Stop me if you’ve heard this one: the Colts stack up a run in the backfield. Bullitt has outside contain on Hillis, but takes a bad angle and Hillis goes through him, around the end and ices the game. Phenomenally bad play by Melvin Bullitt.

Conclusions: 

Jacob Lacey didn’t have a great game, but as always with the Colts scheme, corners can look far worse to fans than they actually played.  Lacey was not the biggest problem. The culprits in order were: Melvin Bullitt, Larry Coyer and his blitz insanity, and Kavell Conner.

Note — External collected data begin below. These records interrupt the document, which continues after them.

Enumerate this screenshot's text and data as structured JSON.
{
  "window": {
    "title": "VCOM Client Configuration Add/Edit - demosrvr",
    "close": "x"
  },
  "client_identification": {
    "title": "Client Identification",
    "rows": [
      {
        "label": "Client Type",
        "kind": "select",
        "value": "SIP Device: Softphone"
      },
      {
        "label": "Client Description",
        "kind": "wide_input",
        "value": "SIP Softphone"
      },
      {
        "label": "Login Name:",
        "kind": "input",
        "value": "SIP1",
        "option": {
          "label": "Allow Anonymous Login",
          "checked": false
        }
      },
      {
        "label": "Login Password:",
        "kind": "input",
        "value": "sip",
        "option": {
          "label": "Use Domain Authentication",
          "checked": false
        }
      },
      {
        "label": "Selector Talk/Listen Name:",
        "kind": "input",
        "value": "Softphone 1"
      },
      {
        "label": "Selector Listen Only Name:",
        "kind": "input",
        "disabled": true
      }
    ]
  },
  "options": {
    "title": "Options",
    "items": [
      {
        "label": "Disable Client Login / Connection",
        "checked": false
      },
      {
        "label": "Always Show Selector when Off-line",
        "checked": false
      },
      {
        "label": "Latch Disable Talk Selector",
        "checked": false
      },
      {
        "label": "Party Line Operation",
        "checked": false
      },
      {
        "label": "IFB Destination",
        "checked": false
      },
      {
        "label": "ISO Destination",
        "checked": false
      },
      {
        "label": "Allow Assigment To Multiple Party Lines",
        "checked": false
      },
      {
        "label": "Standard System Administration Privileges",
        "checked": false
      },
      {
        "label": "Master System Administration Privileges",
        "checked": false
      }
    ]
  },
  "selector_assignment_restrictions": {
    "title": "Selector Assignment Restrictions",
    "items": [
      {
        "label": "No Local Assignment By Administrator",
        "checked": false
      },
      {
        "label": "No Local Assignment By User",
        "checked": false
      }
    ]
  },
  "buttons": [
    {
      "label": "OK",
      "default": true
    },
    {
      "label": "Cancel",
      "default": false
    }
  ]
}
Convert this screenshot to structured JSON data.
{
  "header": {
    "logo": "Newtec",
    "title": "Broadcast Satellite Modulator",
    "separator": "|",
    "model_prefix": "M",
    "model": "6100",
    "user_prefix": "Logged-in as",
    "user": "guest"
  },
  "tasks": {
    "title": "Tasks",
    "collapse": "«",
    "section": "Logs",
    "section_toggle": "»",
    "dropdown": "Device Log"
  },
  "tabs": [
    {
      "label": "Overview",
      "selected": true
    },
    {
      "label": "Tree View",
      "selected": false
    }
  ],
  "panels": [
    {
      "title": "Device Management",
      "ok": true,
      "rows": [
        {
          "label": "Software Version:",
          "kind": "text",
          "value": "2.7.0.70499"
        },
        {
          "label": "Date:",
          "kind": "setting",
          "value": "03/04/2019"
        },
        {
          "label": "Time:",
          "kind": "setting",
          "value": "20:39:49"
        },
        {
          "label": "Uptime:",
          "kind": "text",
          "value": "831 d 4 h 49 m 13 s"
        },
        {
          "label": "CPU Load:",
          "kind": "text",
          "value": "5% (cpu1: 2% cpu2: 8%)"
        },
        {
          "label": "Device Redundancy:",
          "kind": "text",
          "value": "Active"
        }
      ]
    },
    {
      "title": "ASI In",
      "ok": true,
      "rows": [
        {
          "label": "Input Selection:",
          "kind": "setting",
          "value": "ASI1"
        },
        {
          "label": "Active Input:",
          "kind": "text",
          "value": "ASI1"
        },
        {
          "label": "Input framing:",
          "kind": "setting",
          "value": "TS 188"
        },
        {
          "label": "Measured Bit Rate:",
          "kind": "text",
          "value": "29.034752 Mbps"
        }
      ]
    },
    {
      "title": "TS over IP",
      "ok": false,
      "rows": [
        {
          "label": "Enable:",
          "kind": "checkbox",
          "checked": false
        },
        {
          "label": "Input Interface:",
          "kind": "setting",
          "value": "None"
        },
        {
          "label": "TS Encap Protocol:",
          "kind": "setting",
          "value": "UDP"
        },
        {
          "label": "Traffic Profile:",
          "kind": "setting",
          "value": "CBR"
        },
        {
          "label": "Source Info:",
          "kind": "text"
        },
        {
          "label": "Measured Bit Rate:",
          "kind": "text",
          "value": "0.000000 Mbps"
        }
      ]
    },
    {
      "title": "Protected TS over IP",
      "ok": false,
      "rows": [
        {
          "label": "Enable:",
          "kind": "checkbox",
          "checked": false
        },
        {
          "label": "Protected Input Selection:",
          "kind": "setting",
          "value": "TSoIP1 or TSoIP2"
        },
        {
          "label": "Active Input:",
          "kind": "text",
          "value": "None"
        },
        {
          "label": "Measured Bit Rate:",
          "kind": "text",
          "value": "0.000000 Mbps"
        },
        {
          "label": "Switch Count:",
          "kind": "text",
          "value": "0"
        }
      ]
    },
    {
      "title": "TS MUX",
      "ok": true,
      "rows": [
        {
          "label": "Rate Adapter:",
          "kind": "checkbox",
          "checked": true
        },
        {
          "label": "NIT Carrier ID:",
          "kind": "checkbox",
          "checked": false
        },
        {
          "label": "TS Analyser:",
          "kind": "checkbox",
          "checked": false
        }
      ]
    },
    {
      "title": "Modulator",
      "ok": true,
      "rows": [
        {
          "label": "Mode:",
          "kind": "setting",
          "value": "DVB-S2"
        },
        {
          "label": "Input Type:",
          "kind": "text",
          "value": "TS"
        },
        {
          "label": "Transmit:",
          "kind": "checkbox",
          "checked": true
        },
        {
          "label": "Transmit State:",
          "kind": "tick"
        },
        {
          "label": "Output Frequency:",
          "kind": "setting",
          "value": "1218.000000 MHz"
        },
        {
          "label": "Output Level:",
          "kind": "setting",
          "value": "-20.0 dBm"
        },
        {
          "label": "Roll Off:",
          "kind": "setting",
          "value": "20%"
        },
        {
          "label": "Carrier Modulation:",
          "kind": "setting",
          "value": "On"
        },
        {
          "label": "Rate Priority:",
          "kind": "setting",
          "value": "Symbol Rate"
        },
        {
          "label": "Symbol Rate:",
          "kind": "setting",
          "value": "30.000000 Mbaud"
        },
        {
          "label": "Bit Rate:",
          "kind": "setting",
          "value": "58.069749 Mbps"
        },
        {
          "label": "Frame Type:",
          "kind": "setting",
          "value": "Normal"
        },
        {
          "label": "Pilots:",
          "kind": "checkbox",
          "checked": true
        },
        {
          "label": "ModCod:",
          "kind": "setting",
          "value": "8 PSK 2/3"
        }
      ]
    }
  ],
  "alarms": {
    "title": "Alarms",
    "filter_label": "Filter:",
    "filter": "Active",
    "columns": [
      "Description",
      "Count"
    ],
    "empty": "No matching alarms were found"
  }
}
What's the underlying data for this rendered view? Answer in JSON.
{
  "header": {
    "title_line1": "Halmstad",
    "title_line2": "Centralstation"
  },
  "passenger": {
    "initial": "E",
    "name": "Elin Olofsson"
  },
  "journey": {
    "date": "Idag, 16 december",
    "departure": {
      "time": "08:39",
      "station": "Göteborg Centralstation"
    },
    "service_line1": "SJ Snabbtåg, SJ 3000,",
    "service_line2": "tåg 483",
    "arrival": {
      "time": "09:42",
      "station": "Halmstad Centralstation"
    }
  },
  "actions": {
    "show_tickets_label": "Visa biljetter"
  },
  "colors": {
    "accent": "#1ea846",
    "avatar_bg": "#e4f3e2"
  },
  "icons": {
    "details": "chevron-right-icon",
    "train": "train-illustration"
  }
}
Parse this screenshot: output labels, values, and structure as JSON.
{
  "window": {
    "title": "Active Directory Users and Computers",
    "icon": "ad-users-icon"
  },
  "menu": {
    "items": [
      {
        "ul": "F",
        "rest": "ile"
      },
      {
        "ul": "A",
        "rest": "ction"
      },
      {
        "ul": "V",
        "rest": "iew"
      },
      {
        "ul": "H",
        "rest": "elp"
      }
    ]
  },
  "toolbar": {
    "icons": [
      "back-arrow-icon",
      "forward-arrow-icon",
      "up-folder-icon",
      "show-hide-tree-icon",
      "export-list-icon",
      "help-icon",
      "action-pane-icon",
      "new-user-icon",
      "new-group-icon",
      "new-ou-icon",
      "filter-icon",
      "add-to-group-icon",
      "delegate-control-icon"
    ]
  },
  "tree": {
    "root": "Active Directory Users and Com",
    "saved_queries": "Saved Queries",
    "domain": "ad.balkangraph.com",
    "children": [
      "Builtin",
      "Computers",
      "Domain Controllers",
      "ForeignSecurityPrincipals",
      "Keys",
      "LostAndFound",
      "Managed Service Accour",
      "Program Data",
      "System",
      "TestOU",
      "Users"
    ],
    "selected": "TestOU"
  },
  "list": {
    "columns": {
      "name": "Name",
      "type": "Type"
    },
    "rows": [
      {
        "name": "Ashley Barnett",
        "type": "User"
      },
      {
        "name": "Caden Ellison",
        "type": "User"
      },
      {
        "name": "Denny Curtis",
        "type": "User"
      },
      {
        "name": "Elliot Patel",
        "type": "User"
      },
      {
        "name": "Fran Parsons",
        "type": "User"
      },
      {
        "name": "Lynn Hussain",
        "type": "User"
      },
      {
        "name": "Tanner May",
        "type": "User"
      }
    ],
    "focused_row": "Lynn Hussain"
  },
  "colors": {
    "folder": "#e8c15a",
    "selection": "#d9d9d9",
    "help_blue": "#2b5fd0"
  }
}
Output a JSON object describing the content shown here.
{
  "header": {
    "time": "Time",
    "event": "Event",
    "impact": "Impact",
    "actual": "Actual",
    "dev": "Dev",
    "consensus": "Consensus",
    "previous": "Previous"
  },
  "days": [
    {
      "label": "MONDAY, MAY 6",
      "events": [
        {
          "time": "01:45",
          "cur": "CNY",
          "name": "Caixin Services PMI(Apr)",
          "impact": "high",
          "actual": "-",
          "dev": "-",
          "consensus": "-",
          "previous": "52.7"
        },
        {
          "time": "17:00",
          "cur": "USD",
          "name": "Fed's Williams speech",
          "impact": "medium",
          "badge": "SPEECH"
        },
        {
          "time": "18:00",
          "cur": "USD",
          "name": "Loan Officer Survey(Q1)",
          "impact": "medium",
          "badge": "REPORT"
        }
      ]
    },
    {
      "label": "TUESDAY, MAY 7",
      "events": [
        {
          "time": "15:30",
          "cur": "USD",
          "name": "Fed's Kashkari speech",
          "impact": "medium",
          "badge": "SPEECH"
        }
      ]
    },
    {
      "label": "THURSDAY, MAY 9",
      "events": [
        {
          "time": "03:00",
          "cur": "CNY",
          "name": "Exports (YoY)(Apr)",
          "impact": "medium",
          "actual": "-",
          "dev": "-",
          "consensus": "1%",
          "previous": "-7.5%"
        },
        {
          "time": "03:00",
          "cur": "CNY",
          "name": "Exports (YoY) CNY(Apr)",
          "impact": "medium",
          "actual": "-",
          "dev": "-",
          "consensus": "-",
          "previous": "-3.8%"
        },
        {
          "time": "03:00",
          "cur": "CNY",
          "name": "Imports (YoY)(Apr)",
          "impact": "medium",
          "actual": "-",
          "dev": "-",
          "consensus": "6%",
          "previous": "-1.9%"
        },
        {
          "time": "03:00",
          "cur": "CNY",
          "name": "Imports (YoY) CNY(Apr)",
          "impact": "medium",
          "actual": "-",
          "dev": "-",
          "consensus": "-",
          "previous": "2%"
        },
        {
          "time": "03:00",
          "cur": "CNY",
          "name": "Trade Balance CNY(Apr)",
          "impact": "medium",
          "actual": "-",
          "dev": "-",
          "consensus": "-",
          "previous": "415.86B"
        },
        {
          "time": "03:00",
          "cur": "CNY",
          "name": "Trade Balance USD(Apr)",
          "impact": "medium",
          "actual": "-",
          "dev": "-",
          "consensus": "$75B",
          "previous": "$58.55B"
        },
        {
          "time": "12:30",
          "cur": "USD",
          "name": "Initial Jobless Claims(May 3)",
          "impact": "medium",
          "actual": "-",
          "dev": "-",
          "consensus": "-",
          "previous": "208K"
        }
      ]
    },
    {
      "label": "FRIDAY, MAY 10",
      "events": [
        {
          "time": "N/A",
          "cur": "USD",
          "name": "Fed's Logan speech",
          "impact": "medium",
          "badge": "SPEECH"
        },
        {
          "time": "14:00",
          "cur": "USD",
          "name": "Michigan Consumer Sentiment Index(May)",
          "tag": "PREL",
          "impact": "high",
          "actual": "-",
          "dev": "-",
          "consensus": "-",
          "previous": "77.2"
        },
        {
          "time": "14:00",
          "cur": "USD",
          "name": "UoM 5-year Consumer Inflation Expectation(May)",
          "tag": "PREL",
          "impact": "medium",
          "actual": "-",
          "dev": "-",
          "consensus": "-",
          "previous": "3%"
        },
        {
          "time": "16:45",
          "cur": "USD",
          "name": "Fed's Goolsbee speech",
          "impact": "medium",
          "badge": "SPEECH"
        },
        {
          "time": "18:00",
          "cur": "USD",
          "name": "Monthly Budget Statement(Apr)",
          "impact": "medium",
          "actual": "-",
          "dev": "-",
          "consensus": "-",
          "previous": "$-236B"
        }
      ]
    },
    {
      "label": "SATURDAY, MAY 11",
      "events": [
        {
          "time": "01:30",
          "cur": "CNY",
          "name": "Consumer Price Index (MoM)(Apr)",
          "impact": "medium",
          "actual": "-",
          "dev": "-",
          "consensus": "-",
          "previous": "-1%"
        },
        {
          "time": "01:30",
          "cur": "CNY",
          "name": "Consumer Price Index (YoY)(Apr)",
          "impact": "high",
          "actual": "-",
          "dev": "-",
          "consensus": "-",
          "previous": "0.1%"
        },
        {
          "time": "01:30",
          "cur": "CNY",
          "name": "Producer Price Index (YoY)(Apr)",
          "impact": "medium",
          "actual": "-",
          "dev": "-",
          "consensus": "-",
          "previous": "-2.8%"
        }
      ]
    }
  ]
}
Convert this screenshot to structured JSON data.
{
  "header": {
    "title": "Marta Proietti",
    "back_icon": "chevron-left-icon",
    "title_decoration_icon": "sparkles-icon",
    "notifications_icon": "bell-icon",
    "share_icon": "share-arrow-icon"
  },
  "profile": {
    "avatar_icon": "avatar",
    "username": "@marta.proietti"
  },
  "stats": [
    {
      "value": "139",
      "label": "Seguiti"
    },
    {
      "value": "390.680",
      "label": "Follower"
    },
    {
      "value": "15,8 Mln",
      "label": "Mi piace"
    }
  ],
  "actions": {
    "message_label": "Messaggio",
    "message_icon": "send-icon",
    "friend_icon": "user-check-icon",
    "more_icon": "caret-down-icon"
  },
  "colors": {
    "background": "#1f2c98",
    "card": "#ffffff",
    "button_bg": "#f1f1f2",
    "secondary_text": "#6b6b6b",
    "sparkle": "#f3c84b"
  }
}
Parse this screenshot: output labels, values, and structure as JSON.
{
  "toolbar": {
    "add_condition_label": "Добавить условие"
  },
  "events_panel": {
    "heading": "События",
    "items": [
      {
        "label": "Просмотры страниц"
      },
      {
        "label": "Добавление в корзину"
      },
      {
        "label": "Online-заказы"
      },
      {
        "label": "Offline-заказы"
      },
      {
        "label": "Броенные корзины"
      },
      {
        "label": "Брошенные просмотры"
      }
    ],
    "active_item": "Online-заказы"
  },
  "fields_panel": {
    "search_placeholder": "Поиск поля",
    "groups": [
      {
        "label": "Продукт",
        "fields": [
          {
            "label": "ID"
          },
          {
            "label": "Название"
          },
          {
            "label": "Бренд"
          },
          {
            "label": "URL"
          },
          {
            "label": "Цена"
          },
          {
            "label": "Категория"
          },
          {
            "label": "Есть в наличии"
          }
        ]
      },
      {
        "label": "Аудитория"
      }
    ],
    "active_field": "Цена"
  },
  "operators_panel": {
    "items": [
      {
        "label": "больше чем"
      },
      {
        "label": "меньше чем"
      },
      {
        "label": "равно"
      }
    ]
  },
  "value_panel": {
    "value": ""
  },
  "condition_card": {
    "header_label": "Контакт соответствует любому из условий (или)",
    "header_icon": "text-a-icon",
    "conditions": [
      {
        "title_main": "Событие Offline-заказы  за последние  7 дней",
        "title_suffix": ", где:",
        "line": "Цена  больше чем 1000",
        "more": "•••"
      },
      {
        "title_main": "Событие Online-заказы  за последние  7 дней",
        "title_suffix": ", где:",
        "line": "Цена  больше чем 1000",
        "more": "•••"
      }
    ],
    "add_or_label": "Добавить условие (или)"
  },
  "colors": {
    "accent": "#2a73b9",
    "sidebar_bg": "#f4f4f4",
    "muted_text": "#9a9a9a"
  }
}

Ultimately, the Colts defense is one player away from being very good. That player is a safety to play opposite Bethea (who was superb as always). The Colts couldn’t upgrade at safety (a fact I whined about for months), and it shows.

Melvin Bullitt is not good. In fact, he’s not average. He’s bad. He blew a coverage. He took a bad angle. He missed a hole. He blew a tackle. That’s about as bad as it gets for a safety. Safety was the Colts #1 need last offseason, and it still is.

As for the blitzing, that’s another dead horse with me. I hate blitzing. I don’t like Coyer’s scheme. The Colts aren’t generating any EXTRA pressure with the blitz. The pressure is still coming from Freeney and Mathis. It makes no sense to me.

As for Conner’s play, he isn’t supposed to be on the field on third down, so it’s hard to kill him. The ability of Conner and Angerer to grow into coverage LBs is critical for this defense. With Sims and Brackett down, the Colts have to be able to stop the pass on third down.